We use one model condition of a previously simulated data set from Mirarab and Warnow (2015) ASTRAL-II paper with 100 ingroup taxa and one outgroup. For each of the 50 replicates in this data set, Simphy (Mallo et al. 2016) was used to simulate a species tree according to the Yule model, and then 1,000 gene trees were simulated using the MSC model which captures ILS. The data set has moderate levels of ILS; the average distance between true gene trees and true species trees is 0.33. We subsampled genes to create three different data sets with 50, 200, or 1,000 genes. DNA sequences of varying lengths were simulated down the gene trees using Indelible (Fletcher and Yang 2009) with GTR parameters and stationary distributions estimated from published biological data sets, as detailed by Mirarab and Warnow (2015). Note that simulated sequences did not include any indels and thus were already aligned. Mirarab and Warnow (2015) suggested removing two replicates that include almost no phylogenetic signal, and we use the same strategy, leaving us with 48 replicates. This creates our unfiltered base data set.
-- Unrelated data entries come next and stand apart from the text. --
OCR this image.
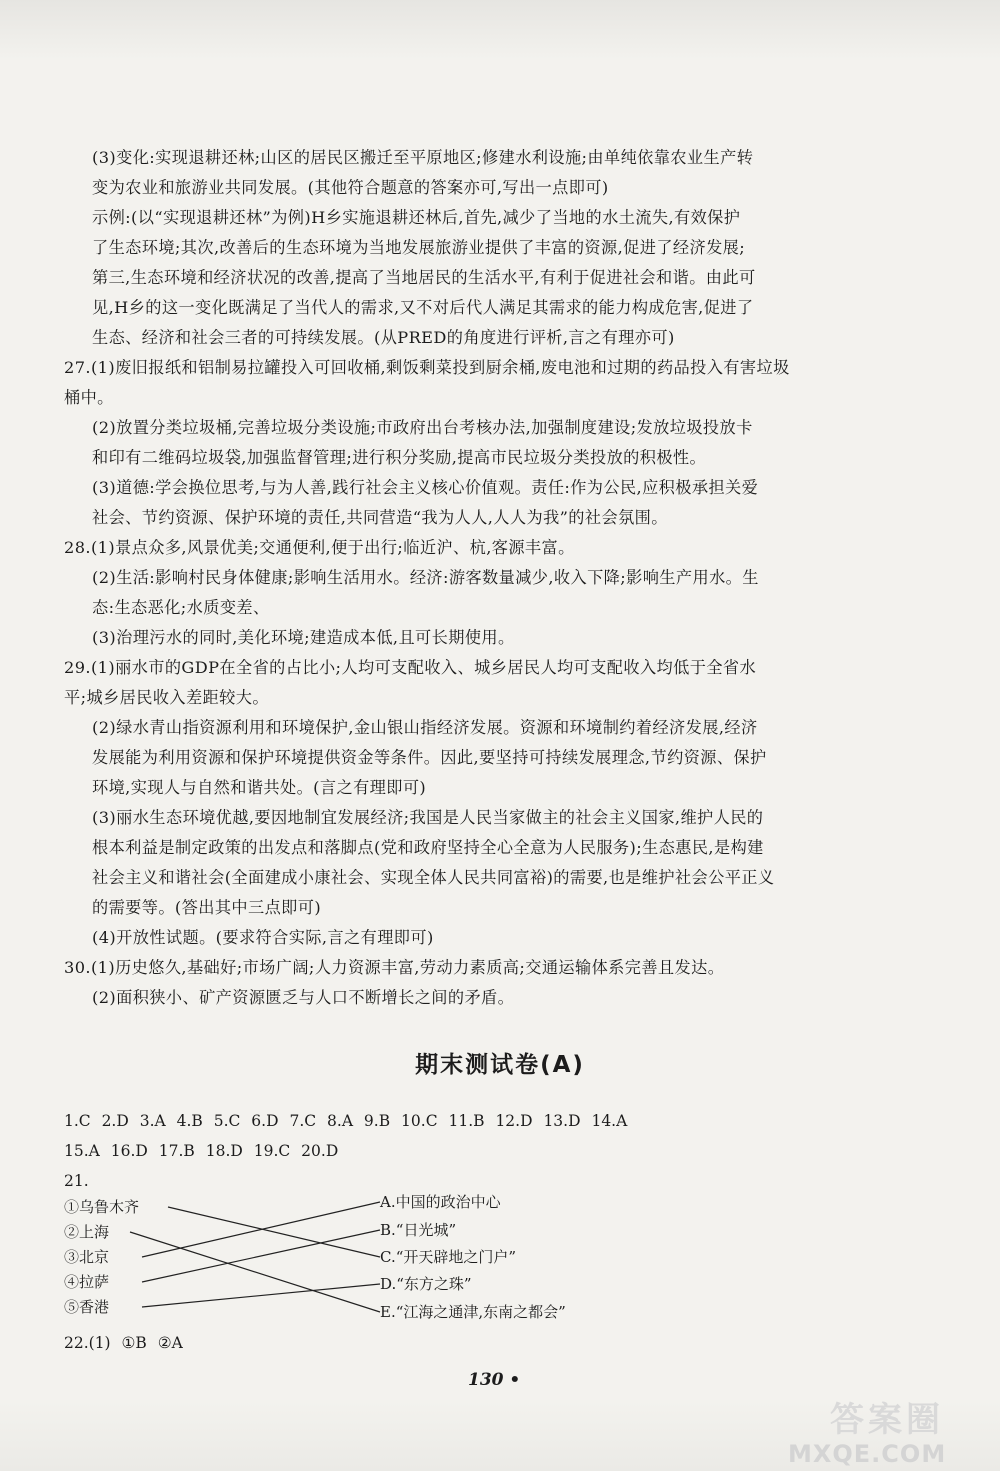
(3)变化:实现退耕还林;山区的居民区搬迁至平原地区;修建水利设施;由单纯依靠农业生产转
变为农业和旅游业共同发展。(其他符合题意的答案亦可,写出一点即可)
示例:(以“实现退耕还林”为例)H乡实施退耕还林后,首先,减少了当地的水土流失,有效保护
了生态环境;其次,改善后的生态环境为当地发展旅游业提供了丰富的资源,促进了经济发展;
第三,生态环境和经济状况的改善,提高了当地居民的生活水平,有利于促进社会和谐。由此可
见,H乡的这一变化既满足了当代人的需求,又不对后代人满足其需求的能力构成危害,促进了
生态、经济和社会三者的可持续发展。(从PRED的角度进行评析,言之有理亦可)
27.(1)废旧报纸和铝制易拉罐投入可回收桶,剩饭剩菜投到厨余桶,废电池和过期的药品投入有害垃圾
桶中。
(2)放置分类垃圾桶,完善垃圾分类设施;市政府出台考核办法,加强制度建设;发放垃圾投放卡
和印有二维码垃圾袋,加强监督管理;进行积分奖励,提高市民垃圾分类投放的积极性。
(3)道德:学会换位思考,与为人善,践行社会主义核心价值观。责任:作为公民,应积极承担关爱
社会、节约资源、保护环境的责任,共同营造“我为人人,人人为我”的社会氛围。
28.(1)景点众多,风景优美;交通便利,便于出行;临近沪、杭,客源丰富。
(2)生活:影响村民身体健康;影响生活用水。经济:游客数量减少,收入下降;影响生产用水。生
态:生态恶化;水质变差、
(3)治理污水的同时,美化环境;建造成本低,且可长期使用。
29.(1)丽水市的GDP在全省的占比小;人均可支配收入、城乡居民人均可支配收入均低于全省水
平;城乡居民收入差距较大。
(2)绿水青山指资源利用和环境保护,金山银山指经济发展。资源和环境制约着经济发展,经济
发展能为利用资源和保护环境提供资金等条件。因此,要坚持可持续发展理念,节约资源、保护
环境,实现人与自然和谐共处。(言之有理即可)
(3)丽水生态环境优越,要因地制宜发展经济;我国是人民当家做主的社会主义国家,维护人民的
根本利益是制定政策的出发点和落脚点(党和政府坚持全心全意为人民服务);生态惠民,是构建
社会主义和谐社会(全面建成小康社会、实现全体人民共同富裕)的需要,也是维护社会公平正义
的需要等。(答出其中三点即可)
(4)开放性试题。(要求符合实际,言之有理即可)
30.(1)历史悠久,基础好;市场广阔;人力资源丰富,劳动力素质高;交通运输体系完善且发达。
(2)面积狭小、矿产资源匮乏与人口不断增长之间的矛盾。
期末测试卷(A)
1.C 2.D 3.A 4.B 5.C 6.D 7.C 8.A 9.B 10.C 11.B 12.D 13.D 14.A
15.A 16.D 17.B 18.D 19.C 20.D
21.
①乌鲁木齐
②上海
③北京
④拉萨
⑤香港
A.中国的政治中心
B.“日光城”
C.“开天辟地之门户”
D.“东方之珠”
E.“江海之通津,东南之都会”
22.(1) ①B ②A
130 •
答案圈
MXQE.COM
We add fragmentation to our complete simulated data set using a procedure that seeks to emulate patterns of fragmentation in the insect biological data set. 1) For each replicate, we order species in the biological data set and the simulated data set with respect to the tip-to-root distances. 2) We randomly select 100 of the biological species and map them to the simulated species with the same position in the order. The main outgroup (Ixodes scapularis) in the biological and simulated data sets always map to each other. 3) For each replicate in the simulated data set, we randomly sample (with replacement) 1,000 genes in the insect data sets that have at least 101 species, including the main outgroup. 4) For each species in each simulated gene, we compute the portion of gap sites in the corresponding gene alignment for the corresponding species in the biological data and remove the same portion of sites in the simulated data set at random positions. When a species is missing from a gene in the biological data set, we use the same species from another randomly chosen gene.

Filtering Fragments and Gene Trees and Species Trees

We first remove sites with >90% gaps, removing between 0.0% and 2.0% of the total number of characters in all sequences. We then remove from each gene any species that has less than a certain fraction (e.g., 10–80%) of the full gene. For example, at 10%, we remove only sequences that have 90% or more gaps. For each threshold, we then estimate gene trees using both RAxML (Stamatakis 2014) version 8.2.9 with two starting trees and FastTree (Price et al. 2010) version 2.1.9 Double precision using the GTR + Γ model of sequence evolution (Tavaré 1986). We infer the species tree using ASTRAL-II (Mirarab and Warnow 2015) version 4.11.1. We build species trees using all 1,000 genes or using randomly chosen subsets of 200 or 50 genes.